Acquisition Premiums: Evidence of Monopolization, Efficiency, and the Too Big to Fail Premium?

When one company acquires another company in the same sector, two things often occur. One is that the combined value of the two companies often rises, which is seen as an acquisition premium. The other thing that occurs is that policymakers review the proposed acquisition to see whether the desire to merge these two companies is coming from reduced competition or from efficiency benefits. EconoSpeak’s Michael Perelman treats us to a discussion of some research from Elijah Brewer III and Julapa Jagtiani that offers a third possibility:

These researchers, Elijah Brewer III and Julapa Jagtiani, combed through 13 years of banking merger data to establish whether banks were willing to pay extra premiums to attain TBTF status, which they concluded was around $100 billion in assets. Indeed, the researchers found that premiums shot up when a bank did a deal that vaulted it over the $100 billion asset threshold. Overall, the nine banks that did such deals paid an additional $14 billion to $16.5 billion to get to that gold-plated TBTF status. “It’s more than Too Big To Fail. It includes all the benefits of being so big and powerful. These may not just be benefits from being bailed out, but being able to talk to the White House and Congress,” Ms. Jagtiani said in an interview. “There is a lot of subsidy provided to really large banks,” she added, noting that the study was the opinion of the authors and not the Federal Reserve. “It seems like we may be encouraging misallocation of resources.” She did caution that “at the Federal
Reserve, we don’t have a list of Too Big To Fail banks.”

Whether it is s policymakers deeming large banks to too big to fail or it’s giving large banks subsidies, the authors may be onto something that policymakers should rethink.

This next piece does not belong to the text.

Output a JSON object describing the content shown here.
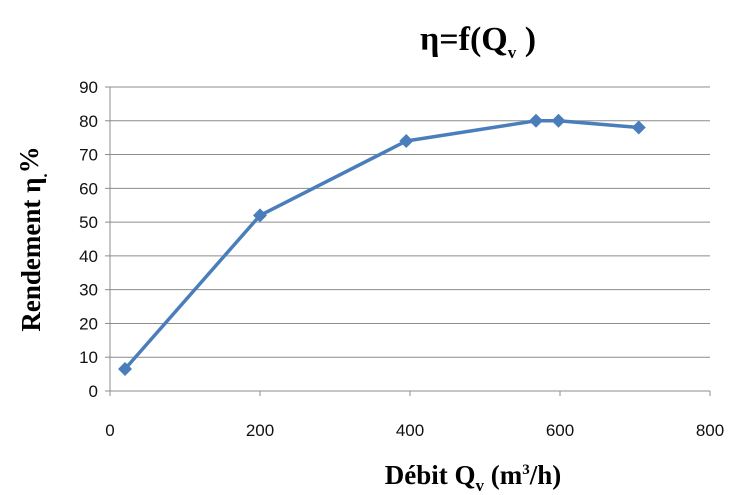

Update: AB reader Eleanor wondered if we were still enforcing the anti-trust laws. My short answer is yes with a longer discussion to be found here. Of course – some idiots like Donald Luskin worry that we are too vigorous in enforcing our anti-trust laws such as this rant. While I did not explicitly state this 26 months ago, Luskin’s rant was perhaps the most clear example of why he deserves the title Stupidest Man Alive.